Theologe sieht Parallelen von Fankultur und Gottesdienst

Das Fanverhalten in Fussballstadien hat nach Einschätzung des deutschen Theologen Constantin Klein viele Bezüge zu christlichen Ritualen. Die Wechselgesänge zwischen verschiedenen Akteuren seien jenen im Gottesdienst nicht unähnlich, sagte er dem Evangelischen Pressedienst (epd) in Bielefeld.

Brasilianische und kroatische Fans während des Eröffungsspiels der Fussball-WM.
Brasilianische und kroatische Fans während des Eröffungsspiels der Fussball-WM. (Bild Wikimedia/Don Simon)

Klein äusserte sich positiv zu kirchlichen Angeboten in Stadien, skeptisch zeigte er sich hingegen mit Blick auf spezielle Gräberfelder für Fussballfans. Der Theologe erforscht an der Universität Bielefeld die Beziehungen zwischen Religion und Fussball.

Mit muslimischen Gebetsgesten oder dem christlichen Bekreuzigen brächten Spieler ihre Frömmigkeit bewusst auf dem Spielfeld zum Ausdruck, erklärte Klein. So nutzten einige Spieler den Fussball und ihre Prominenz, um für den eigenen Glauben zu werben. In diesen Fällen biete Fussball lediglich die Kulisse für die religiösen Äusserungen.

Anders sei es hingegen bei den Gefühlen kollektiver Begeisterung oder Gemeinschaftsritualen. «Auch wenn manches daran implizit an Religion erinnert: Hier geht es allein um den Fussball.»

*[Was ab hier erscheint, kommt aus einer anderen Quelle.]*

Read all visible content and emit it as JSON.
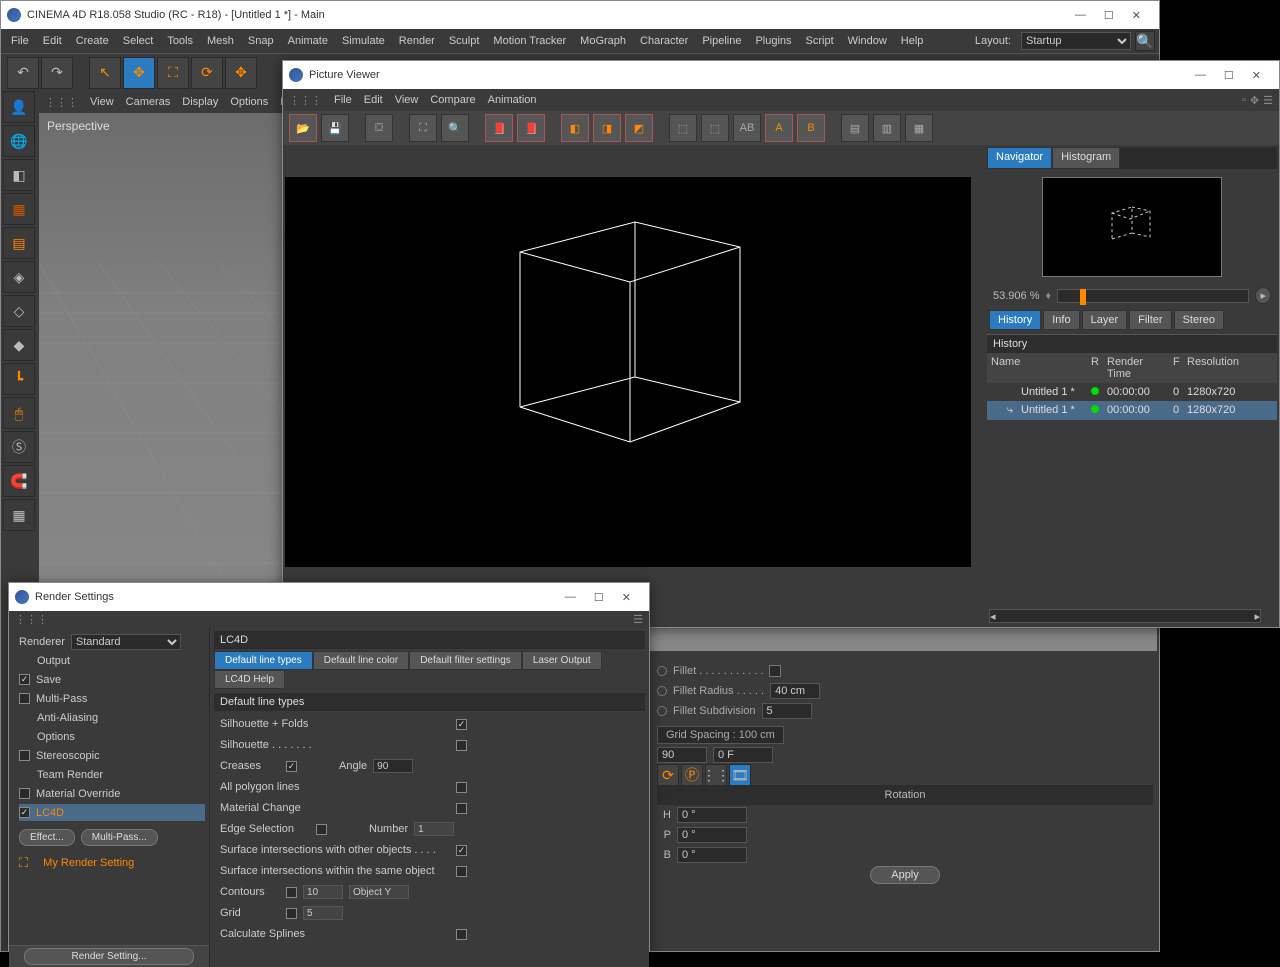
{
  "main_window": {
    "title": "CINEMA 4D R18.058 Studio (RC - R18) - [Untitled 1 *] - Main"
  },
  "main_menu": [
    "File",
    "Edit",
    "Create",
    "Select",
    "Tools",
    "Mesh",
    "Snap",
    "Animate",
    "Simulate",
    "Render",
    "Sculpt",
    "Motion Tracker",
    "MoGraph",
    "Character",
    "Pipeline",
    "Plugins",
    "Script",
    "Window",
    "Help"
  ],
  "layout": {
    "label": "Layout:",
    "value": "Startup"
  },
  "viewport_menu": [
    "View",
    "Cameras",
    "Display",
    "Options",
    "Fil"
  ],
  "viewport_label": "Perspective",
  "picture_viewer": {
    "title": "Picture Viewer",
    "menu": [
      "File",
      "Edit",
      "View",
      "Compare",
      "Animation"
    ],
    "nav_tabs": [
      "Navigator",
      "Histogram"
    ],
    "zoom": "53.906 %",
    "tabs2": [
      "History",
      "Info",
      "Layer",
      "Filter",
      "Stereo"
    ],
    "history_label": "History",
    "history_cols": [
      "Name",
      "R",
      "Render Time",
      "F",
      "Resolution"
    ],
    "history_rows": [
      {
        "name": "Untitled 1 *",
        "rt": "00:00:00",
        "f": "0",
        "res": "1280x720",
        "sel": false
      },
      {
        "name": "Untitled 1 *",
        "rt": "00:00:00",
        "f": "0",
        "res": "1280x720",
        "sel": true
      }
    ]
  },
  "render_settings": {
    "title": "Render Settings",
    "renderer_label": "Renderer",
    "renderer_value": "Standard",
    "left_items": [
      "Output",
      "Save",
      "Multi-Pass",
      "Anti-Aliasing",
      "Options",
      "Stereoscopic",
      "Team Render",
      "Material Override",
      "LC4D"
    ],
    "buttons": [
      "Effect...",
      "Multi-Pass..."
    ],
    "my_setting": "My Render Setting",
    "footer": "Render Setting...",
    "panel_title": "LC4D",
    "tabs": [
      "Default line types",
      "Default line color",
      "Default filter settings",
      "Laser Output",
      "LC4D Help"
    ],
    "section": "Default line types",
    "rows": {
      "silhouette_folds": "Silhouette + Folds",
      "silhouette": "Silhouette . . . . . . .",
      "creases": "Creases",
      "angle_label": "Angle",
      "angle_value": "90",
      "all_polygon": "All polygon lines",
      "material_change": "Material Change",
      "edge_selection": "Edge Selection",
      "number_label": "Number",
      "number_value": "1",
      "surf_other": "Surface intersections with other objects . . . .",
      "surf_same": "Surface intersections within the same object",
      "contours": "Contours",
      "contours_value": "10",
      "contours_axis": "Object Y",
      "grid": "Grid",
      "grid_value": "5",
      "calc_splines": "Calculate Splines"
    }
  },
  "attrs": {
    "fillet": "Fillet . . . . . . . . . . .",
    "fillet_radius": "Fillet Radius . . . . .",
    "fillet_radius_value": "40 cm",
    "fillet_sub": "Fillet Subdivision",
    "fillet_sub_value": "5",
    "grid_spacing": "Grid Spacing : 100 cm",
    "angle90": "90",
    "zeroF": "0 F",
    "rotation": "Rotation",
    "h": "H",
    "p": "P",
    "b": "B",
    "zero_deg": "0 °",
    "apply": "Apply"
  }
}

Angebote wie die Kapelle im Gelsenkirchener Stadion begrüsste der Theologe und Psychologe als zeitgemäss. Dies seien unaufdringliche Einrichtungen an Orten, «wo viele Menschen einen wesentlichen Teil ihrer Zeit zubringen, ähnlich wie Kapellen an Autobahnen, in Flughäfen, Einkaufszentren oder Krankenhäusern». Mehr als 300 Trauungen und über 1000 Taufen seit der Einrichtung der Kapelle im Jahr 2001 seien Zahlen, «über die sich viele Kirchengemeinden freuen würden», sagte Klein.

Mit Blick auf Fussball-Gräberfelder äusserte der Forscher Verständnis dafür, dass Menschen gern an einem Ort begraben werden wollten, der ihnen im Leben viel bedeutet habe. Einen grundsätzlichen Trend hingegen würde er jedoch kritisch sehen. «Sich auf öffentlichen Friedhöfen demnächst danach ‚einsortieren‘ zu müssen, wer im Leben Fussballfan, Oldtimer-Liebhaber, Wagnerianer oder Philatelist gewesen ist, finde ich keine besonders befriedigende Vorstellung.»